In combinatorial geometry, the Weyl distance function is a function that behaves in some ways like the distance function of a metric space, but instead of taking values in the positive real numbers, it takes values in a group of reflections, called the Weyl group (named for Hermann Weyl). This distance function is defined on the collection of chambers in a mathematical structure known as a building, and its value on a pair of chambers a minimal sequence of reflections (in the Weyl group) to go from one chamber to the other. An adjacent sequence of chambers in a building is known as a gallery, so the Weyl distance function is a way of encoding the information of a minimal gallery between two chambers. In particular, the number of reflections to go from one chamber to another coincides with the length of the minimal gallery between the two chambers, and so gives a natural metric (the gallery metric) on the building. According to Abramenko & Brown (2008), the Weyl distance function is something like a geometric vector: it encodes both the magnitude (distance) between two chambers of a building, as well as the direction between them.

==Definitions==
We record here definitions from Abramenko & Brown (2008).
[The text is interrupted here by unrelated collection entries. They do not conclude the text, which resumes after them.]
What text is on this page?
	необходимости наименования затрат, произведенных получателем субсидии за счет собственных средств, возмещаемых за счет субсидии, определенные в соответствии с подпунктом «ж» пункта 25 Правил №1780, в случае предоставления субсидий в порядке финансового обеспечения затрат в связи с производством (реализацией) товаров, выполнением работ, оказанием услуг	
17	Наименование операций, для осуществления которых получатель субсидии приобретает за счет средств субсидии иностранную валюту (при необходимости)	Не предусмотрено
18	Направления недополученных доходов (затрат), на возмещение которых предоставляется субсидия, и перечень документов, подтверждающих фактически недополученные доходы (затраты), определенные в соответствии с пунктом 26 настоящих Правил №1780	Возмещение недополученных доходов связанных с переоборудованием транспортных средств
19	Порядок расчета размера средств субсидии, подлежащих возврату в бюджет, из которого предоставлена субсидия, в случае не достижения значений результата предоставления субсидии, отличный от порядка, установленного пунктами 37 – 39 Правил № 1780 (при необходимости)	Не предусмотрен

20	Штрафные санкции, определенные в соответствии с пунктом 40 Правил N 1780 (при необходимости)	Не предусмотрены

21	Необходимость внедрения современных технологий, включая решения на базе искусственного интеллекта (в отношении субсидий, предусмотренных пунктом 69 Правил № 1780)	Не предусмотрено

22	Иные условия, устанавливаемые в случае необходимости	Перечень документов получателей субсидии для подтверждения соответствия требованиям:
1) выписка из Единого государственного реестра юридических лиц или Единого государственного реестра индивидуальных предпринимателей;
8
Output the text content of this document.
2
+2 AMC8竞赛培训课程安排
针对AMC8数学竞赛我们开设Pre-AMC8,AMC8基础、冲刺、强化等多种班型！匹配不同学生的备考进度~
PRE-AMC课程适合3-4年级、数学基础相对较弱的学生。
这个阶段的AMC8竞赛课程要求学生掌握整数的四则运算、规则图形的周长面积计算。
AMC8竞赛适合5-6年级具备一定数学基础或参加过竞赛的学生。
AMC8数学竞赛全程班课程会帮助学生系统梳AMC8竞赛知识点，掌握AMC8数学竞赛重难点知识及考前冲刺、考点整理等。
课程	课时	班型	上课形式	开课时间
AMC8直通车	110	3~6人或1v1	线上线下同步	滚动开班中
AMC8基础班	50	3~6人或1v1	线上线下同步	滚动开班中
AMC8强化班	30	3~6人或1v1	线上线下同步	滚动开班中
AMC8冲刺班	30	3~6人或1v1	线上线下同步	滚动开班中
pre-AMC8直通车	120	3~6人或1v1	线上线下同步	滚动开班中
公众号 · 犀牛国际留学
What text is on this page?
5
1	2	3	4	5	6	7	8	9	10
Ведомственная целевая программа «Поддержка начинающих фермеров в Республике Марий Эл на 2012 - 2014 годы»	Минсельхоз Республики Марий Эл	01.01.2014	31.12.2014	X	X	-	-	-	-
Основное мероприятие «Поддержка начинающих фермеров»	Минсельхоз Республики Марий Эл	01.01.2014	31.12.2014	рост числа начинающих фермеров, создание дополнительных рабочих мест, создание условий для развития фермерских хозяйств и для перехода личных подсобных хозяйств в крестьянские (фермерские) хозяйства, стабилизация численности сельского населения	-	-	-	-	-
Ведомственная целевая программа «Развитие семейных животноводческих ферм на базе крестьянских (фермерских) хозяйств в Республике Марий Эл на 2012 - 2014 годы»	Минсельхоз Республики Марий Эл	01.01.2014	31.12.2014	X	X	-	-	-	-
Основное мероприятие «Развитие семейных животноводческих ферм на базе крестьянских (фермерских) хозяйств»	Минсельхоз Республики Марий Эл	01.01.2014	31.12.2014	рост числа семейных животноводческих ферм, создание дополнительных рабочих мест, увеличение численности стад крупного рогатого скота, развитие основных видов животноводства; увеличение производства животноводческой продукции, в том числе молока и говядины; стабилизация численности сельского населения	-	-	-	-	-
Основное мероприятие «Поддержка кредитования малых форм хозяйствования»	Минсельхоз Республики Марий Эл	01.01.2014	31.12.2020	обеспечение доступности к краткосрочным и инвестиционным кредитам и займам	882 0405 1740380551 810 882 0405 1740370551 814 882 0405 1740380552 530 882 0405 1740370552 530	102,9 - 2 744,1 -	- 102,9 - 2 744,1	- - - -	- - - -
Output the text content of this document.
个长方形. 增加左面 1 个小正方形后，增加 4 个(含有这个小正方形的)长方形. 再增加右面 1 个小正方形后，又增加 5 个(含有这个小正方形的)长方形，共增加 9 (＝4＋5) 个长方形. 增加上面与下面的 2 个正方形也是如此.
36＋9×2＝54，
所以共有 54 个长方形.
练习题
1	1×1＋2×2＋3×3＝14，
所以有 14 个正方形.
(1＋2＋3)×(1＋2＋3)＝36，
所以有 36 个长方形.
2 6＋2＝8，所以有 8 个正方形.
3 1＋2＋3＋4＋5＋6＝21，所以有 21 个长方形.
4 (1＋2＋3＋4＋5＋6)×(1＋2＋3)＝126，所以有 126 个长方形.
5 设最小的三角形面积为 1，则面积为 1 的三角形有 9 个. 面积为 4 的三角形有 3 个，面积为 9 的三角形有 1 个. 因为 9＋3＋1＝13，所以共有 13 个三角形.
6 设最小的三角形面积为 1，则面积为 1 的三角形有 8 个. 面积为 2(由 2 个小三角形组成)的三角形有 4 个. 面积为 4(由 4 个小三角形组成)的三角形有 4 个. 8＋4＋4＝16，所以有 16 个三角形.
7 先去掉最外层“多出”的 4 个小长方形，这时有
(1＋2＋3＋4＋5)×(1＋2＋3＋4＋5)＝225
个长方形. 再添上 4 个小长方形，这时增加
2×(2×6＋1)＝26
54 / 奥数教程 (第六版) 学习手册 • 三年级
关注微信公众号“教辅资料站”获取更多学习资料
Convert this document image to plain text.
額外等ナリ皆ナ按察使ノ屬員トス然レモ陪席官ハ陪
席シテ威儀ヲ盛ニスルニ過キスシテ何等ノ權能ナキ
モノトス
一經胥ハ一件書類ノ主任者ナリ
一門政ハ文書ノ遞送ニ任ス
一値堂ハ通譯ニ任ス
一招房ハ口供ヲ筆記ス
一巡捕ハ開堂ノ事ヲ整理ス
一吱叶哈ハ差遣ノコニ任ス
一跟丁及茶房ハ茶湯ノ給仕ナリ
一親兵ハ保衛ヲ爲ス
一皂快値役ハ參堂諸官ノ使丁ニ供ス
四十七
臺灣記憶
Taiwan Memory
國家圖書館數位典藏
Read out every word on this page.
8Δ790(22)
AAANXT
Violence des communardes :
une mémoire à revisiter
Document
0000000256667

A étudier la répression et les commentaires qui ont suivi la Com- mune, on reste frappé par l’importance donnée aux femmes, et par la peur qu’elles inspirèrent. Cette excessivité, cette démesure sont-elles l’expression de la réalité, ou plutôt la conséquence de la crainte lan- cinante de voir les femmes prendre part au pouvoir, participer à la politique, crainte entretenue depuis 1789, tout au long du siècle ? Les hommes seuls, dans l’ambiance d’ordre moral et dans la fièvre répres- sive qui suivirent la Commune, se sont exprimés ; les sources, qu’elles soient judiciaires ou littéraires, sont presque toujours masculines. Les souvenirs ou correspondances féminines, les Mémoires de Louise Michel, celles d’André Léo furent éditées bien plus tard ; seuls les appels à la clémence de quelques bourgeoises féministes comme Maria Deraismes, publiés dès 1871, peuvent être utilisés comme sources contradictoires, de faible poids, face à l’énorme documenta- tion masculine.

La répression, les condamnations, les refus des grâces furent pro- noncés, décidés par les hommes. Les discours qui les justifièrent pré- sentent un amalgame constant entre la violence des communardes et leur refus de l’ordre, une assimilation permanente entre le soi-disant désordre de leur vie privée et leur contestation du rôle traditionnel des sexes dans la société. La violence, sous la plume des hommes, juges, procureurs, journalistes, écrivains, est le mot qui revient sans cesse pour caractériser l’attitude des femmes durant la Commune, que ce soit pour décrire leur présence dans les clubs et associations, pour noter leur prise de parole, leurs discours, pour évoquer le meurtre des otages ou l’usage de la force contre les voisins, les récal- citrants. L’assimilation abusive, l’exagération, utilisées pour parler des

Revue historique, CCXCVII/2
Let Σ(W,S) be the Coxeter complex associated to a group W generated by a set of reflections S. The vertices of Σ(W,S) are the elements of W, and the chambers of the complex are the cosets of S in W. The vertices of each chamber can be colored in a one-to-one manner by the elements of S so that no adjacent vertices of the complex receive the same color. This coloring, although essentially canonical, is not quite unique. The coloring of a given chamber is not uniquely determined by its realization as a coset of S. But once the coloring of a single chamber has been fixed, the rest of the Coxeter complex is uniquely colorable. Fix such a coloring of the complex.

A gallery is a sequence of adjacent chambers
$C_0,C_1,\dots,C_n.$
Because these chambers are adjacent, any consecutive pair $C_{i-1},C_i$ of chambers share all but one vertex. Denote the color of this vertex by $s_i$. The Weyl distance function between $C_0$ and $C_n$ is defined by
$\delta(C_0,C_n) = s_1s_2\cdots s_n.$
It can be shown that this does not depend on the choice of gallery connecting $C_0$ and $C_n$.

Now, a building is a simplicial complex that is organized into apartments, each of which is a Coxeter complex (satisfying some coherence axioms). Buildings are colorable, since the Coxeter complexes that make them up are colorable. A coloring of a building is associated with a uniform choice of Weyl group for the Coxeter complexes that make it up, allowing it to be regarded as a collection of words on the set of colors with relations. Now, if $C_0,\dots,C_n$ is a gallery in a building, then define the Weyl distance between $C_0$ and $C_n$ by
$\delta(C_0,C_n) = s_1s_2\cdots s_n$
where the $s_i$ are as above. As in the case of Coxeter complexes, this does not depend on the choice of gallery connecting the chambers $C_0$ and $C_n$.

The gallery distance $d(C_0,C_n)$ is defined as the minimal word length needed to express $\delta(C_0,C_n)$ in the Weyl group. Symbolically, $d(C_0,C_n)=\ell(\delta(C_0,C_n))$.

==Properties==
The Weyl distance function satisfies several properties that parallel those of distance functions in metric spaces:
- $\delta(C,D) = 1$ if and only if $C=D$ (the group element 1 corresponds to the empty word on S). This corresponds to the property $d(C,D)=0$ if and only if $C=D$ of the gallery metric (Abramenko & Brown 2008):
- $\delta(C,D)=\delta(D,C)^{-1}$ (inversion corresponds to reversal of words in the alphabet S). This corresponds to symmetry $d(C,D)=d(D,C)$ of the gallery metric.
- If $\delta(C',C)=s\in S$ and $\delta(C,D)=w$, then $\delta(C',D)$ is either w or sw. Moreover, if $\ell(sw)=\ell(w)+1$, then $\delta(C',D)=sw$. This corresponds to the triangle inequality.

==Abstract characterization of buildings==
In addition to the properties listed above, the Weyl distance function satisfies the following property:
- If $\delta(C,D)=w$, then for any $s\in S$ there is a chamber $C'$, such that $\delta(C',C)=s$ and $\delta(C',D)=sw$.

In fact, this property together with the two listed in the "Properties" section furnishes an abstract "metrical" characterization of buildings, as follows. Suppose that (W,S) is a Coxeter system consisting of a Weyl group W generated by reflections belonging to the subset S. A building of type (W,S) is a pair consisting of a set C of chambers and a function:
$\delta:C\times C\to W$
such that the three properties listed above are satisfied. Then C carries the canonical structure of a building, in which δ is the Weyl distance function.